What are the management and treatment options for a patient with hepatitis B core antibodies (HBcAb) and a negative hepatitis B surface antigen (HBsAg)?

Management of Patients with Positive Hepatitis B Core Antibody and Negative Surface Antigen

Patients with positive hepatitis B core antibody (anti-HBc) and negative hepatitis B surface antigen (HBsAg) should be monitored for potential HBV reactivation based on their risk level, with antiviral prophylaxis recommended for high-risk patients receiving immunosuppressive therapy.

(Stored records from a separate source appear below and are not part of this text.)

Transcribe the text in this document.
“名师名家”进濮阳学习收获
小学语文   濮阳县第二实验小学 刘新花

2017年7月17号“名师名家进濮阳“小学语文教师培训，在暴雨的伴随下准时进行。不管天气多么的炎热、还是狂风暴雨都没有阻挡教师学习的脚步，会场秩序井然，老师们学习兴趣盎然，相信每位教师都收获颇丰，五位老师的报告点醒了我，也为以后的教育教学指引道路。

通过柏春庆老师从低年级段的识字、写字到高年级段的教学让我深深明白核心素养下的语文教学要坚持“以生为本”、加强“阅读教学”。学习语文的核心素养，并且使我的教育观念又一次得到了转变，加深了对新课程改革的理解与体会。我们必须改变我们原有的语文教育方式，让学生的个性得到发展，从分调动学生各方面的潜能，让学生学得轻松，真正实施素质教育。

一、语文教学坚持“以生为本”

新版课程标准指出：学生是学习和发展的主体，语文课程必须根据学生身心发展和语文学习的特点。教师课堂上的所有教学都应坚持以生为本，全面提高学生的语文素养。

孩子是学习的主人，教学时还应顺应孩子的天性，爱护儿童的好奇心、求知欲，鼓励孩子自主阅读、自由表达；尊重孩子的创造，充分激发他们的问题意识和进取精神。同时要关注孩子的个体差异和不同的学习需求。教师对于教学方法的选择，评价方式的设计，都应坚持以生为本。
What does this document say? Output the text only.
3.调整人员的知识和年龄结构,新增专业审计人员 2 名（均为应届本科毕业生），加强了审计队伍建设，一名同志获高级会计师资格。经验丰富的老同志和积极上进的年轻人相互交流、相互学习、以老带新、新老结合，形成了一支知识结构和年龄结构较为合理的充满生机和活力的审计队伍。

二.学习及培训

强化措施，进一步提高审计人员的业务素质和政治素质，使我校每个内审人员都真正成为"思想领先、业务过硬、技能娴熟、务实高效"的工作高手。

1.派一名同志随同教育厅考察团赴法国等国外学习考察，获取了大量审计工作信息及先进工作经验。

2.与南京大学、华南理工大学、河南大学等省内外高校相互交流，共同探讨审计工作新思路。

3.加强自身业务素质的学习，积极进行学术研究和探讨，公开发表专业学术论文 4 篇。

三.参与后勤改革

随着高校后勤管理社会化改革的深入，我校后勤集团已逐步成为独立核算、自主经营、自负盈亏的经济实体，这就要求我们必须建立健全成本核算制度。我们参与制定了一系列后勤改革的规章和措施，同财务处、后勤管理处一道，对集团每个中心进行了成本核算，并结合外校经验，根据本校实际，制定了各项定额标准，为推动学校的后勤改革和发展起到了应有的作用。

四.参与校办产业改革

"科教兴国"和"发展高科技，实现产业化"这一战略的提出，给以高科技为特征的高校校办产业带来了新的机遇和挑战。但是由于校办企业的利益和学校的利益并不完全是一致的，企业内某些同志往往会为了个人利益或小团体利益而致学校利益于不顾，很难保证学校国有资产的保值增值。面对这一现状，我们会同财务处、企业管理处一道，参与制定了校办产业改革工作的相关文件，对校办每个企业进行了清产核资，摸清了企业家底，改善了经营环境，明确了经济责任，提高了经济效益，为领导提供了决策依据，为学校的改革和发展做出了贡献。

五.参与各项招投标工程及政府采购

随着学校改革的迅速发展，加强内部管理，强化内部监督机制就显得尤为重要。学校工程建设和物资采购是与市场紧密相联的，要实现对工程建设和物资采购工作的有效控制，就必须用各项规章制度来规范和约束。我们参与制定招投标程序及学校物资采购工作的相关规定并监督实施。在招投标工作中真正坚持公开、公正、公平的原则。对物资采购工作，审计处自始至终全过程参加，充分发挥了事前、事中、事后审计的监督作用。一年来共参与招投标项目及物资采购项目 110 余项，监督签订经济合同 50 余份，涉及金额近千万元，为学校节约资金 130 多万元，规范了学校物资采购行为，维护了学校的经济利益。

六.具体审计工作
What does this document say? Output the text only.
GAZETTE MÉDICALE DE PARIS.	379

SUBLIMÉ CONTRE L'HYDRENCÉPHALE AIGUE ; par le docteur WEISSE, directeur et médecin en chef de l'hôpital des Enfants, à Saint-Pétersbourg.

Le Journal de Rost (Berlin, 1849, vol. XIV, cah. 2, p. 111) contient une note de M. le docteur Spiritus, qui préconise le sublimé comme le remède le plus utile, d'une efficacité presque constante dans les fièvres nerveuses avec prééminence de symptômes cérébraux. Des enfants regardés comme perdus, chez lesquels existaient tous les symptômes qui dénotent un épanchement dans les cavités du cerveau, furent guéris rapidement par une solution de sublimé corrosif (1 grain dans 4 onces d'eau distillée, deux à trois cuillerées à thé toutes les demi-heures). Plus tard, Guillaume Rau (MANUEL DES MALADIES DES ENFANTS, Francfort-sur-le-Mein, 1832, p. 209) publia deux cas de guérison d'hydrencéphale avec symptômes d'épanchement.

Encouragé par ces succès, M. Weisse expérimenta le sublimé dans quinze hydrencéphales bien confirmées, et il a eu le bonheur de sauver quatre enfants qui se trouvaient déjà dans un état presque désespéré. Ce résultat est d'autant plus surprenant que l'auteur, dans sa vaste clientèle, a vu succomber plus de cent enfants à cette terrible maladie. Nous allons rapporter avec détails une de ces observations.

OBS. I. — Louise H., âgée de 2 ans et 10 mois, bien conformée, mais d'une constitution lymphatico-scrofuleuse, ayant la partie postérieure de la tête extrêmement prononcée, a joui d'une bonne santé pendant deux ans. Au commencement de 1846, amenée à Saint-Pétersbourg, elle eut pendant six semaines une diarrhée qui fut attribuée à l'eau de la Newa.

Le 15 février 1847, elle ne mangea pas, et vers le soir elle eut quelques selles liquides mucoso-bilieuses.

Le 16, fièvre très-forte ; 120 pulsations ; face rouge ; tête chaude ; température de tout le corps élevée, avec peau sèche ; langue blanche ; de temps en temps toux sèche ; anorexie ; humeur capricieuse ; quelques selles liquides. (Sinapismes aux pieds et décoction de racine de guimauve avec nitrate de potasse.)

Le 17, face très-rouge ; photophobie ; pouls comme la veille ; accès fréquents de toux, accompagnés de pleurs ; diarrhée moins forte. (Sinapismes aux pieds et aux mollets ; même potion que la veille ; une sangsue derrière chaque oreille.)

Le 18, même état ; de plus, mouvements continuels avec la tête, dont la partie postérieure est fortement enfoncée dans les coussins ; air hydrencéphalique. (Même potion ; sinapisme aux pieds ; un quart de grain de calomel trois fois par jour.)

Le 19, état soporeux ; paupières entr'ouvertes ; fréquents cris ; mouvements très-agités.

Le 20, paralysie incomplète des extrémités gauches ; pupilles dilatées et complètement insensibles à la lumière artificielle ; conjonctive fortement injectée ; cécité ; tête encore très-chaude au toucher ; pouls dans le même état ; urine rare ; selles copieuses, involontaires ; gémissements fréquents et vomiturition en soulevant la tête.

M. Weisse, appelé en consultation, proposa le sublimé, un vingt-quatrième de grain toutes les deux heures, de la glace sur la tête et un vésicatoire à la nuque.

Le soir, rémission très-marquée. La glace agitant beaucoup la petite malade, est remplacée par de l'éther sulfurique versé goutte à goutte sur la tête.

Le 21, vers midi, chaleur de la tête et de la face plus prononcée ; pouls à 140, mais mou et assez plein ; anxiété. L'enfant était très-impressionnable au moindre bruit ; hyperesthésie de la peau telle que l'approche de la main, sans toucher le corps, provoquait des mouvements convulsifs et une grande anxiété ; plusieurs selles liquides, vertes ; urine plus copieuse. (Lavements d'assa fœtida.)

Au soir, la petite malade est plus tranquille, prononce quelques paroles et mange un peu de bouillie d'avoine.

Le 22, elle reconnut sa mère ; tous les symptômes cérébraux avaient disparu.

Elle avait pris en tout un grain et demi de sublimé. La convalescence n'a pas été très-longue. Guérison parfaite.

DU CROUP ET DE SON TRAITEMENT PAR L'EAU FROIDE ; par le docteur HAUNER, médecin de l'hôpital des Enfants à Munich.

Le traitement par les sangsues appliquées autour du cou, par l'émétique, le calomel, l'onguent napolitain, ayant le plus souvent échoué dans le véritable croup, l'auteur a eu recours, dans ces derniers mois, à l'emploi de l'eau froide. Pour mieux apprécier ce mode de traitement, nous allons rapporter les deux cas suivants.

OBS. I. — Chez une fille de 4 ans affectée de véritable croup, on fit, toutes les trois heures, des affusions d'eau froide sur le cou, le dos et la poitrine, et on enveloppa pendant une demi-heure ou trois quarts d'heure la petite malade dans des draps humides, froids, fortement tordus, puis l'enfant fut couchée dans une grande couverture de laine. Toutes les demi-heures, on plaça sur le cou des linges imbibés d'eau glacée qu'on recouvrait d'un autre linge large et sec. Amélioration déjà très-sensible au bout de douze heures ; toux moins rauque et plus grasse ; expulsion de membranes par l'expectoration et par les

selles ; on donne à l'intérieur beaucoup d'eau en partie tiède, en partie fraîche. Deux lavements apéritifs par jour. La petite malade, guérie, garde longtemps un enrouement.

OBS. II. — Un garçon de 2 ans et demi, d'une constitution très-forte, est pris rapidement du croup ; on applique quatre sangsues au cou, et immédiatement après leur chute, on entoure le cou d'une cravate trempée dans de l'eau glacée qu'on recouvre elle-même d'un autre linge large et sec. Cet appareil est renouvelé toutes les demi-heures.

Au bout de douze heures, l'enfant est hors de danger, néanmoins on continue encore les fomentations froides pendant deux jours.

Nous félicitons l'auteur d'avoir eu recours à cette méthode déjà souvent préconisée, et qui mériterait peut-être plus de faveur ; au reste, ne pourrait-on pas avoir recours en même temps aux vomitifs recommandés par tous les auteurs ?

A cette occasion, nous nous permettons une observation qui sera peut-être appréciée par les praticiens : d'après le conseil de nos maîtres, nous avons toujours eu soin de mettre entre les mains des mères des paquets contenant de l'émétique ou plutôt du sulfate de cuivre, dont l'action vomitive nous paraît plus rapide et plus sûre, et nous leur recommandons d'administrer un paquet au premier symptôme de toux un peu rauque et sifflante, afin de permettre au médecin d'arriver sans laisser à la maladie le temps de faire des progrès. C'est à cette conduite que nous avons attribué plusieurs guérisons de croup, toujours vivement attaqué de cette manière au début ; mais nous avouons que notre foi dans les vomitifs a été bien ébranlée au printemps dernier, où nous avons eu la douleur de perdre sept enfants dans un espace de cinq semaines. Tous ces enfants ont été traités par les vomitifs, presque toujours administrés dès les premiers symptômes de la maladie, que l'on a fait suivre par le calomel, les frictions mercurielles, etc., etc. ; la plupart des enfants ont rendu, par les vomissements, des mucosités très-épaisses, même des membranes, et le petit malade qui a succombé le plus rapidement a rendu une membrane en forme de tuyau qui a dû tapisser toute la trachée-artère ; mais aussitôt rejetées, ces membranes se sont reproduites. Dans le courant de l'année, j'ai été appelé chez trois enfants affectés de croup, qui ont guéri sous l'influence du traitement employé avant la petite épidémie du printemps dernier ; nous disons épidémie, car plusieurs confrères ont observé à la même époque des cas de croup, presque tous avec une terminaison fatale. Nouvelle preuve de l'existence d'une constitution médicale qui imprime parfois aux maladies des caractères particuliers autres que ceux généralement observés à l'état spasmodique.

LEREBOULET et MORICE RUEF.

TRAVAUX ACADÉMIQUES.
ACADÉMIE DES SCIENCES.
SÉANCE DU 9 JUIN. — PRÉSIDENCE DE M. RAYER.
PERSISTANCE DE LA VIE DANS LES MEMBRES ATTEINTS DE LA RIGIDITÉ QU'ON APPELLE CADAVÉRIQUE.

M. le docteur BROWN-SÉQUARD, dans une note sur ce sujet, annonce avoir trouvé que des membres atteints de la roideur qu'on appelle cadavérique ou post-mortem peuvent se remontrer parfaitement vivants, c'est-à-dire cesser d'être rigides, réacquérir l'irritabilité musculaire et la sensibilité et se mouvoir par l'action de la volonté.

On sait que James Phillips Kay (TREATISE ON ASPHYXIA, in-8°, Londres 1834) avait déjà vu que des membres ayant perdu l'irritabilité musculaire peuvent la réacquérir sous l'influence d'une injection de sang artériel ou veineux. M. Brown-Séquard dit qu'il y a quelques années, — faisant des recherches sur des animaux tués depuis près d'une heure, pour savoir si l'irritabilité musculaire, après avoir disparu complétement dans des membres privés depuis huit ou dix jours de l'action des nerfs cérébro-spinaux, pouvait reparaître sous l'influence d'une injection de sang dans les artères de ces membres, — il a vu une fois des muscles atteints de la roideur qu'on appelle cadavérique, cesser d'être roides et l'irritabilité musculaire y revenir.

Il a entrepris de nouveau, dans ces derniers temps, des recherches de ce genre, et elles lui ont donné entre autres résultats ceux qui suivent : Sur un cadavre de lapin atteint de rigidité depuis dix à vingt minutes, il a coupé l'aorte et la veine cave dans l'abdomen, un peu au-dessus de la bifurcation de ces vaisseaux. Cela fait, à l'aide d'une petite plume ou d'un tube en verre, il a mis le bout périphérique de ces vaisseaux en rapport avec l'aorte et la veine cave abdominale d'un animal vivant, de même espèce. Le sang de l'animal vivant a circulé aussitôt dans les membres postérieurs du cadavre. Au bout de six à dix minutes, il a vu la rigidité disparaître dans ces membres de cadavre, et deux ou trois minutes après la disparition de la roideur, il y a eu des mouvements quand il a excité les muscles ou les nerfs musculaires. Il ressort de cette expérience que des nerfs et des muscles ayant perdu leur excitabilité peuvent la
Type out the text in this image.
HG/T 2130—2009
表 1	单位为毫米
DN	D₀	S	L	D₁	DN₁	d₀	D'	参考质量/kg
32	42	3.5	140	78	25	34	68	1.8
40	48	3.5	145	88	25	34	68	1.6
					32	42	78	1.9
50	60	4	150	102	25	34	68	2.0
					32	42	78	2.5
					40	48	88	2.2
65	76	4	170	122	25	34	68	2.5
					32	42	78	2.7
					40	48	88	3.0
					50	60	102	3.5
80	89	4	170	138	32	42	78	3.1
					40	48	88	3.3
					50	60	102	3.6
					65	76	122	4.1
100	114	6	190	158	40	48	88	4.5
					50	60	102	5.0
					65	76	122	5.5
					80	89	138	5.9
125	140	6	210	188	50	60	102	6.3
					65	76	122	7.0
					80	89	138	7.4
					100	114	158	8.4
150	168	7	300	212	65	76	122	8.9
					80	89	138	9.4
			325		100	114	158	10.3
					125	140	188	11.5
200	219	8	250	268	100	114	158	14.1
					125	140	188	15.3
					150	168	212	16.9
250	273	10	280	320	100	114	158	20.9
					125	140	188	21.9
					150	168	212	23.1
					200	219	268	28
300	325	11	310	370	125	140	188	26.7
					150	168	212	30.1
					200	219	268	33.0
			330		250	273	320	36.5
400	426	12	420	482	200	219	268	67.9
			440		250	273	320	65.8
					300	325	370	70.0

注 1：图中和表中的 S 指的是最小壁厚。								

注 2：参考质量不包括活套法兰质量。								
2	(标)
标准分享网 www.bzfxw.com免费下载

Clinical Interpretation of Serology

The serological pattern of HBsAg negative with anti-HBc positive indicates one of the following scenarios:

1. Resolved HBV infection: Most common interpretation, especially if anti-HBs is also positive
2. Occult HBV infection: Low-level HBV replication with undetectable HBsAg
3. False positive anti-HBc: Rare but possible
4. Window period during acute infection: Uncommon, would typically show IgM anti-HBc positivity

Risk Assessment for HBV Reactivation

The risk of HBV reactivation in HBsAg-negative/anti-HBc-positive patients varies based on:

High Risk (>10% reactivation risk)

• B-cell depleting agents (e.g., rituximab, ofatumumab)
• Stem cell transplantation
• Anti-CD20 monoclonal antibodies

Moderate Risk (1-10% reactivation risk)

• TNF-alpha inhibitors
• Cytokine/integrin inhibitors
• Tyrosine kinase inhibitors
• Moderate-to-high dose corticosteroids (≥10 mg prednisone daily) for ≥4 weeks
• Anthracycline derivatives in HBsAg-negative/anti-HBc-positive patients

Low Risk (<1% reactivation risk)

• Traditional immunosuppressants (azathioprine, methotrexate)
• Low-dose corticosteroids (<10 mg prednisone daily) for ≤4 weeks

Management Algorithm

1. Initial Evaluation

• Complete HBV serology panel: HBsAg, anti-HBc, anti-HBs
• HBV DNA testing if anti-HBc positive
• Liver function tests (ALT, AST)

2. Management Based on Risk Level

For High-Risk Patients:

• Initiate antiviral prophylaxis before starting immunosuppressive therapy 1
• Continue for at least 12 months after completing immunosuppressive therapy
• Use antivirals with high barrier to resistance (entecavir or tenofovir) rather than lamivudine 1

For Moderate-Risk Patients:

• Antiviral prophylaxis is suggested over monitoring alone 1
• Continue for at least 6 months after completing immunosuppressive therapy
• Alternative approach: Close monitoring with ALT and HBV DNA every 1-3 months if patient values avoiding long-term antiviral therapy 1

For Low-Risk Patients:

• Monitoring alone is suggested without routine antiviral prophylaxis 1
• Monitor ALT and HBV DNA every 3 months

3. Monitoring During and After Treatment

• For patients on prophylaxis: Monitor HBV DNA every 6 months during therapy
• For patients being monitored: Check ALT and HBV DNA every 1-3 months
• If reactivation occurs (detectable HBV DNA or HBsAg seroconversion), initiate antiviral therapy immediately

Special Considerations

Presence of Anti-HBs

• The presence of anti-HBs may provide some protection against reactivation but does not eliminate the risk 1, 2
• Higher anti-HBs titers (>100 IU/mL) may offer better protection, but this should not alter management decisions 2

Patients with Cancer

• All cancer patients should be screened for HBV (HBsAg and anti-HBc) prior to initiating systemic anticancer therapy 1
• For hematologic malignancies, especially those receiving anti-CD20 therapy, prophylaxis is strongly recommended for anti-HBc positive patients regardless of anti-HBs status 1

Occult HBV Infection

• Patients with anti-HBc positivity may have occult HBV infection with HBV DNA integrated into hepatocytes 3
• This poses a risk for reactivation during immunosuppression and potential progression of liver disease over time

Clinical Pitfalls to Avoid

1. Do not rely solely on anti-HBs status to determine prophylaxis needs
2. Do not use lamivudine for prophylaxis due to high resistance rates
3. Do not delay immunosuppressive therapy while waiting for HBV test results
4. Do not discontinue monitoring too early after completing immunosuppressive therapy
5. Do not miss coordinating care with a clinician experienced in HBV management for complex cases

By following this evidence-based approach, clinicians can effectively manage patients with positive hepatitis B core antibody and negative surface antigen, minimizing the risk of HBV reactivation and associated complications.